Le temps se fit tous les tours du compas* pour souffler sa meurtrissure dans chaque point de l’horizon. Des vagues poussées par le courant et le vent violent de l’est puis tourné vers le sud. La grand bleue n’était plus leur seconde femme, elle revêtit son voile noir dans une houle aux ombres barbues, au goût amer de la mer qui divague, se déchaine, se déchire. La mer outragée, la mer cassée. On entendait les cris, les appels à l’aide, de toute part, dans toutes les directions. Partout. Jusque dans leurs entrailles. Sans pouvoir y répondre. Sans pouvoir y prêter main-forte. L’ogresse insatiable, engloutissait tout sur son passage, grignotait chaque parcelle de leur résilience, chaque grain de leur résistance. Le drame de la mer éclata dans toute son horreur.

Lorsque le ciel réapparut, aucun bruit, aucune trace de vie autour des navires, l’océan était vide, les bateaux délaissés. La mangeuse d’hommes aux lames aiguisées buvait ses morts et grandissait dans ses disparus.

Samedi 20 septembre.

Près du môle des noirs*, à l’entrée du port de Saint-Malo, Clémence revenait dérober des souvenirs, elle attendait le retour de l’Étoile, le regard perdu sur le vol ramé des mouettes, et comprit, à l’instant où, dans un son rauque et triste, elles se mirent à pleurer.

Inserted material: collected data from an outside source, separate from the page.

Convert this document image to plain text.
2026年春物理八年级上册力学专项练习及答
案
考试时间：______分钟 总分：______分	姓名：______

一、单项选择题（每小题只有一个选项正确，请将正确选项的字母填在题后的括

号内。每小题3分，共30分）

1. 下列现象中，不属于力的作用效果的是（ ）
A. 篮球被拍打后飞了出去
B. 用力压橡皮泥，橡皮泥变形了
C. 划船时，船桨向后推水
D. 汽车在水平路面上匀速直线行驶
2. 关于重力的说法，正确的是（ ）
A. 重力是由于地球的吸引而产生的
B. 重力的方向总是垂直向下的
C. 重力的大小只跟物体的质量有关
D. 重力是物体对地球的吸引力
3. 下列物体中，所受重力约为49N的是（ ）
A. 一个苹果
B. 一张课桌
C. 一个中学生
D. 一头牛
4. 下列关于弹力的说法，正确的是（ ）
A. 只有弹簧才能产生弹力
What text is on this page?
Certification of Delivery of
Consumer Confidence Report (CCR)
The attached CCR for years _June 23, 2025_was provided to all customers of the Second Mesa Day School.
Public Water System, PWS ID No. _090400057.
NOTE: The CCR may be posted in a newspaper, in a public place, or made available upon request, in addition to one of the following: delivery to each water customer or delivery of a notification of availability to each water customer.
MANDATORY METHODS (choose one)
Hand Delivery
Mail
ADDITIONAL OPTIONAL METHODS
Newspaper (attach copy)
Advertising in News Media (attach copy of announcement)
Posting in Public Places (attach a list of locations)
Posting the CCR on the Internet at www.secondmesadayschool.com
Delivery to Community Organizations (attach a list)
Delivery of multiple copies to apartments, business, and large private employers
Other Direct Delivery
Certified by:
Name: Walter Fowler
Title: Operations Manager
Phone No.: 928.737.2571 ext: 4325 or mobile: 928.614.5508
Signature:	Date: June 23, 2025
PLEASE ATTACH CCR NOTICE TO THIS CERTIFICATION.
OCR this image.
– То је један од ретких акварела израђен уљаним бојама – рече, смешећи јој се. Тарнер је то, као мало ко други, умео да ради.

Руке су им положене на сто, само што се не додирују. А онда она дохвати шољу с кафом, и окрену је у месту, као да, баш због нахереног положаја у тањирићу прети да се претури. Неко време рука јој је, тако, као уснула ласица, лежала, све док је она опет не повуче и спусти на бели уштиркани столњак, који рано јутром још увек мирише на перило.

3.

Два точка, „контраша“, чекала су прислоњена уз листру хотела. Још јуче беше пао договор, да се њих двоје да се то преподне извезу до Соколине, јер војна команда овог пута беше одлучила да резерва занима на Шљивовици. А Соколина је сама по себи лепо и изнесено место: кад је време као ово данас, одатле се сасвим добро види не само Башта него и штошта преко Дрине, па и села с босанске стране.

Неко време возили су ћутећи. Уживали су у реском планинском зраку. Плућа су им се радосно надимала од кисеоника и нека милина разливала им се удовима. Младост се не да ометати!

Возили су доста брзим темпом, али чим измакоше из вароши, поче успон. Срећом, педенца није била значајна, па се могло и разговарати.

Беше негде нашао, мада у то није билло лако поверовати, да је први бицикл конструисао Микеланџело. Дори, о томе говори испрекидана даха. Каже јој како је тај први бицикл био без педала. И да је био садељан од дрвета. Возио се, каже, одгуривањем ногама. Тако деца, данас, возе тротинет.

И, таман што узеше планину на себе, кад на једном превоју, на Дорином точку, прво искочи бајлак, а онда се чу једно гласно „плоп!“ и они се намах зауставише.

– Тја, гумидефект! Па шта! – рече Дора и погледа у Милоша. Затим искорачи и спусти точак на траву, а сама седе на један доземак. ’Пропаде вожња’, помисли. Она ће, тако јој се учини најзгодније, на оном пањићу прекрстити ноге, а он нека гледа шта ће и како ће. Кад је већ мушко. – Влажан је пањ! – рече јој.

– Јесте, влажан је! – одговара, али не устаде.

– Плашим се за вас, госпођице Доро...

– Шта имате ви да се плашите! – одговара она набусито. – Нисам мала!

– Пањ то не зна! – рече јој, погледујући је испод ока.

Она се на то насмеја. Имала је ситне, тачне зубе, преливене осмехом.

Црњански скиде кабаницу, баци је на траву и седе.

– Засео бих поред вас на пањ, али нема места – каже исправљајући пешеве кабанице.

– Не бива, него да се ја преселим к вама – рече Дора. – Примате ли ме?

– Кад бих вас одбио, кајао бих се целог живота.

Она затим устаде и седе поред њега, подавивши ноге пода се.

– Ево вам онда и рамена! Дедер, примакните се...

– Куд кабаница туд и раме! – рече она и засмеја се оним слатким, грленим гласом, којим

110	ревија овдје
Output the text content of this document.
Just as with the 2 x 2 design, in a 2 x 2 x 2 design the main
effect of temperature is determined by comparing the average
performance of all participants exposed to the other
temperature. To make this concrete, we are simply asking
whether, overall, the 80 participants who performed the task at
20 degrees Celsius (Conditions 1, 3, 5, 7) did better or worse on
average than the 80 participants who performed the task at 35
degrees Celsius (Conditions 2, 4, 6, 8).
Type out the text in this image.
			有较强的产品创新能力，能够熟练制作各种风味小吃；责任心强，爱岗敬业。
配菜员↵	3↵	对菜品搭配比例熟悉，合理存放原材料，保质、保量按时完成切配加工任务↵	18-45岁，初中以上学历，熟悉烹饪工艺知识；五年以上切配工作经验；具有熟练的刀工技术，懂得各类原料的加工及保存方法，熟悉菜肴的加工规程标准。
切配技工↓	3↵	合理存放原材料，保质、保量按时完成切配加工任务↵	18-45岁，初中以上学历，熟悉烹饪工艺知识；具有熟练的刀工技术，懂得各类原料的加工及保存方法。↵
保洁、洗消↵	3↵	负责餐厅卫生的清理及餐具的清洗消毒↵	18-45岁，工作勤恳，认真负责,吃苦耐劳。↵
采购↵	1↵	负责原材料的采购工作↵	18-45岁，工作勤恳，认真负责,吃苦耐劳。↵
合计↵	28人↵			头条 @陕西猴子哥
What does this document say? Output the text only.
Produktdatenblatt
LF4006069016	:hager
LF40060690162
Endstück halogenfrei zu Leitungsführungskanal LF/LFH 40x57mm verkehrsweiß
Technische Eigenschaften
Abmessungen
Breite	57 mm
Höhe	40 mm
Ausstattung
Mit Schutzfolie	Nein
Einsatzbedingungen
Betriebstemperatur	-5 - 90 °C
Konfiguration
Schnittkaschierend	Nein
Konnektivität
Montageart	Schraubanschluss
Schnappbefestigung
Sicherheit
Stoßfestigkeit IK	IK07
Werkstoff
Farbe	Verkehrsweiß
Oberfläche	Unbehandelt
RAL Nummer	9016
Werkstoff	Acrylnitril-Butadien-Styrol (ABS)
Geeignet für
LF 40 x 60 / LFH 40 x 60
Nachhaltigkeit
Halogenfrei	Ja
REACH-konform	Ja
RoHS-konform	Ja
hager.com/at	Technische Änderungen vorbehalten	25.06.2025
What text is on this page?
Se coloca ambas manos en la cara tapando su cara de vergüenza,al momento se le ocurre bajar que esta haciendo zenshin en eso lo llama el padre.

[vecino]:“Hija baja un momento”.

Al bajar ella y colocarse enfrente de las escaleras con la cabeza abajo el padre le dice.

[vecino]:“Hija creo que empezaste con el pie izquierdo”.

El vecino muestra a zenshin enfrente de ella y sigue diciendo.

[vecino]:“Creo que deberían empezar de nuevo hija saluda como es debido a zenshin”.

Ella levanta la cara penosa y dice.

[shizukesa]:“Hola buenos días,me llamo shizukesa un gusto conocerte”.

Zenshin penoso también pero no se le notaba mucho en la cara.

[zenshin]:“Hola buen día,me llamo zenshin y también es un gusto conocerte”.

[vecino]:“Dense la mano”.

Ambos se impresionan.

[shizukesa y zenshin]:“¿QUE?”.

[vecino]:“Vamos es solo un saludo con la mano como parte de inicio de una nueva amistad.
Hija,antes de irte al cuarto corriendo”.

*Œuvres vives : parties immergées de la coque d’un navire.

*Tour du compas : le vent souffle de tous les points de l’horizon.

*Môle des noirs : la jetée de Saint-Malo qui sert à l’accostage des bateaux. Une légende raconte que les femmes de marins disparus, vêtues de noir, venaient guetter en vain le retour de leur mari.